🦭33. Izin

6 0 0
                                    

🦭🦭🦭

Ups! Gambar ini tidak mengikuti Pedoman Konten kami. Untuk melanjutkan publikasi, hapuslah gambar ini atau unggah gambar lain.

🦭🦭🦭

Pagi pun tiba, kami berlima segera bersiap-siap untuk pulang ke asrama. Kata Om Arian, kami diizinkan untuk tidak usah masuk dulu jadi ini. Perjalanan dari pantai ke asrama itu sangat lama, yang ada kami kelelahan di perjalanan dan tidak akan fokus belajar. Sekarang kami sudah ada di mobil Rizal untuk pulang.
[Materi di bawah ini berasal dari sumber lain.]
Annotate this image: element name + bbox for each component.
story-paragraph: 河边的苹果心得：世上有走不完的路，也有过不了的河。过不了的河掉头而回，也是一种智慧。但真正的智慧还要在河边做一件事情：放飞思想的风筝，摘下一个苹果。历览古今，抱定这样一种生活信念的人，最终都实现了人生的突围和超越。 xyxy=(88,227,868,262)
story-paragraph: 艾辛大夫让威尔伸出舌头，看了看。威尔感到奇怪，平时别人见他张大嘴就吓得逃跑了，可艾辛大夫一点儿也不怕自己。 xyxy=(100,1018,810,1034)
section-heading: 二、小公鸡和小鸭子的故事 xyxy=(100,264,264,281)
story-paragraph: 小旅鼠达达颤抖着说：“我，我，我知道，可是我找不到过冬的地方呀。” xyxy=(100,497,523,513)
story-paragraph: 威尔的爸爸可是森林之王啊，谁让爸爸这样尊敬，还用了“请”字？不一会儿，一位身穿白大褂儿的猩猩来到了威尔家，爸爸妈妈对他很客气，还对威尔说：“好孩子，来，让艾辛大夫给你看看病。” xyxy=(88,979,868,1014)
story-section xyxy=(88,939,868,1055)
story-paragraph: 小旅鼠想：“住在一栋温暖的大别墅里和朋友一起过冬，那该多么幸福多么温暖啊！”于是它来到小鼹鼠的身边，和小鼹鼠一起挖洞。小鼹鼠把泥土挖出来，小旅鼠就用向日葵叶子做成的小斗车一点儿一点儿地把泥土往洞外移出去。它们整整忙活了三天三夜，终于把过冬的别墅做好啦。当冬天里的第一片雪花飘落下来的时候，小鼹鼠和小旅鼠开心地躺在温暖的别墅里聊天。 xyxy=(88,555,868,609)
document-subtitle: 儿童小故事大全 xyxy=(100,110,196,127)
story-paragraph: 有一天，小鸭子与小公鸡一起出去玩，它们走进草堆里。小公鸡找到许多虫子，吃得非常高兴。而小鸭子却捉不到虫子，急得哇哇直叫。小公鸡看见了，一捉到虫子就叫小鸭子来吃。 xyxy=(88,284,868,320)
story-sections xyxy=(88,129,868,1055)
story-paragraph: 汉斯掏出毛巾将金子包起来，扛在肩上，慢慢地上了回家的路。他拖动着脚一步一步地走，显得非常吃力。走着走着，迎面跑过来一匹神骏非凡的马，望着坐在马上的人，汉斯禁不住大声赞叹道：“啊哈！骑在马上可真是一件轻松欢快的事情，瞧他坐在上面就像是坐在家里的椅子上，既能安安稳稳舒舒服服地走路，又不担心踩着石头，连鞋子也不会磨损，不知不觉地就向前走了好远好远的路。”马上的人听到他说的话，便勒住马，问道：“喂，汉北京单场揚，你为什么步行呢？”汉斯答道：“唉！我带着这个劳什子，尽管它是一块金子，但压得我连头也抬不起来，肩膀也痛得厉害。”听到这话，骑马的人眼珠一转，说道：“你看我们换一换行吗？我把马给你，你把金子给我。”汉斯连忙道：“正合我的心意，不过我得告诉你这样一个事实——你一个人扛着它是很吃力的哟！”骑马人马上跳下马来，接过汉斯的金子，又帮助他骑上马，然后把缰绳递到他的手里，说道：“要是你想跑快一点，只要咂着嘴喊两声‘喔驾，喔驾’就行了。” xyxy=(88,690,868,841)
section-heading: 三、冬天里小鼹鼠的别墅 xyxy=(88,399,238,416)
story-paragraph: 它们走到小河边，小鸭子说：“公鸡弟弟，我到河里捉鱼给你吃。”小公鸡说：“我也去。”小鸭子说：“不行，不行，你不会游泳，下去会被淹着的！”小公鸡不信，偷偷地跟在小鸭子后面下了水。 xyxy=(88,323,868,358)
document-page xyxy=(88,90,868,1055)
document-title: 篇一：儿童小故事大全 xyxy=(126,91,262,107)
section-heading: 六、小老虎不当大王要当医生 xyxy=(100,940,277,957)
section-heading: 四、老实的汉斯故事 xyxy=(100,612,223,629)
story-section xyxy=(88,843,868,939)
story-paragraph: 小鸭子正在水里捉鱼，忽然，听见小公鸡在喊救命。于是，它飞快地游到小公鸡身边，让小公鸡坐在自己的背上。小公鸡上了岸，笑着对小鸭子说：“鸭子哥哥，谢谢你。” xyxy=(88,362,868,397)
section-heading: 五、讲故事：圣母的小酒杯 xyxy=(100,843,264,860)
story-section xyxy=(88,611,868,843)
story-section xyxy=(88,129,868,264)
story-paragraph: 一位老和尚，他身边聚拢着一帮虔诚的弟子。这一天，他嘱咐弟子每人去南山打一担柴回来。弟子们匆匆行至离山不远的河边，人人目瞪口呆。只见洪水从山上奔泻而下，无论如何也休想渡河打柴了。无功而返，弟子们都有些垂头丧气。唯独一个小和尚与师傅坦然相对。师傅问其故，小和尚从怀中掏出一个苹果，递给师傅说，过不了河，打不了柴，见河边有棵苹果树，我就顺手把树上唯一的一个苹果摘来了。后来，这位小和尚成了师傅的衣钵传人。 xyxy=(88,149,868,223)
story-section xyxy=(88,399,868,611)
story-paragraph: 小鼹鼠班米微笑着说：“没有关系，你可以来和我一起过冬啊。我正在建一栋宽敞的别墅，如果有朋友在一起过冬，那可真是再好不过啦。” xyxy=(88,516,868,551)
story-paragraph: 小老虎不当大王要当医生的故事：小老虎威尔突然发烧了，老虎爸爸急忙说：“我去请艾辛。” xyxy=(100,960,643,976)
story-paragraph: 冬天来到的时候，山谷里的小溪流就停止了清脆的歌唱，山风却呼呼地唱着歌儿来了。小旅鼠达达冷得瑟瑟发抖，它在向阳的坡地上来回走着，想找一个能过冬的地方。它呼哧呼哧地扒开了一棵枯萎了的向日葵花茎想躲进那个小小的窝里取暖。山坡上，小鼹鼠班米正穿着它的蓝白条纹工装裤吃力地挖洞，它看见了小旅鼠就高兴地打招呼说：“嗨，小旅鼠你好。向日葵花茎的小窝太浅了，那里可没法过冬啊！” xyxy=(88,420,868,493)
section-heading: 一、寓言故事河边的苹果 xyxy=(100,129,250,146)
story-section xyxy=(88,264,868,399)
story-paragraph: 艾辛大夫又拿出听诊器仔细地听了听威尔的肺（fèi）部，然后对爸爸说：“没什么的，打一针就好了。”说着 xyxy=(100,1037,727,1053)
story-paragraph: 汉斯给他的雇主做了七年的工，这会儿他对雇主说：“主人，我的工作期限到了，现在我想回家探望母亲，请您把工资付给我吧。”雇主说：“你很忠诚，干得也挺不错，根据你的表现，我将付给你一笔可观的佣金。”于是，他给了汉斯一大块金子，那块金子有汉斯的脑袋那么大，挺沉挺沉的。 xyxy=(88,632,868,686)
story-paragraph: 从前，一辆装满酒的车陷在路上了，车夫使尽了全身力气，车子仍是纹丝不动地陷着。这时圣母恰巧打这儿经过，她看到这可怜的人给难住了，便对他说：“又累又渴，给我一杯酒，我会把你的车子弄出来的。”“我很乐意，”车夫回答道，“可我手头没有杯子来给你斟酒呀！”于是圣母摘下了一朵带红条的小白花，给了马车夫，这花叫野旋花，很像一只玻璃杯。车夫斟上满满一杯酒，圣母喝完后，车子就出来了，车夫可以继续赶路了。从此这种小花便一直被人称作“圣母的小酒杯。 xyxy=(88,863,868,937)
Saya dan Mario duduk di dekat jendela kursi tengah, sedangkan Nara dan Gladis duduk di tengah.

Nara sedari tadi hanya tidur pulas di pundak saya. Kasihan, mungkin ia kelelahan karena acara semalam. Tangan saya merangkulnya, memastikan kepalanya tetap berada di pundak saya.

Hari ini rencananya saya ingin meminta izin pada Bu Yati untuk meminta agar perjodohan itu dibatalkan. "Zal, nanti saya berhenti di rumah Mama saya aja, ya. Mau ambil beberapa barang yang ketinggalan," ucap saya pada Rizal yang duduk di bangku depan.

"Oke, gampang kalau itu mah," jawab Rizal. Di sepanjang perjalanan, ketika semuanya tertidur pulas, saya sendiri yang bukannya tidur, malah memperhatikan Nara yang sedang tidur. Cantik, sangat cantik. Padahal tadi malam saya pun agak susah tidur, karena tak henti-hentinya memikirkan Nara. Ah, jadi begini, ya, rasanya jatuh cinta.

Saya iseng berfoto dengan Nara saat ia sedang tertidur. Akan saya pasang sebagai wallpaper nantinya. Pasti sangat lucu. Hahahah!

....

Tak lama kemudian, mobil berhenti di depan rumah Mama. Saya turun, meninggalkan Nara yang kepalanya saya alihkan agar bersandar di pundak Gladis. Saya tidak tega membangunkannya.

Sampai di sini, rumah terlihat sangat sepi. Padahal, tadi sewaktu di perjalanan saya mengirimi pesan pada Mama, katanya mama di rumah. "Mama ...!" teriak saya memanggilnya.

"Iya! Ini Mama di dapur!" Teriakan Mama itu membuat saya menoleh ke pintu dapur. Tumben Mama di dapur, biasanya Mama itu tidak pernah pergi ke dapur walaupun sedarurat apa pun. Mama adalah wanita karir yang sibuk menghabiskan waktunya di butik miliknya.

Saya segera menuju dapur, siapa tahu Bu Yati juga ada di sana. "Mama masak?" tanya saya yang terkejut melihat Mama sedang memotong beragam sayuran. Tumben sekali ia mau memegang peralatan dapur seperti ini.

"Iya, Mama mau belajar masak, diajarin Bu Yati. Temen-temen Mama pada cerita kalau mereka masakin suaminya. Ya, udah Mama nggak mau kalah, makanya Mama juga belajar masak!" jawab Mama dengan semangat lalu kembali memotong sayuran yang ia pegang itu.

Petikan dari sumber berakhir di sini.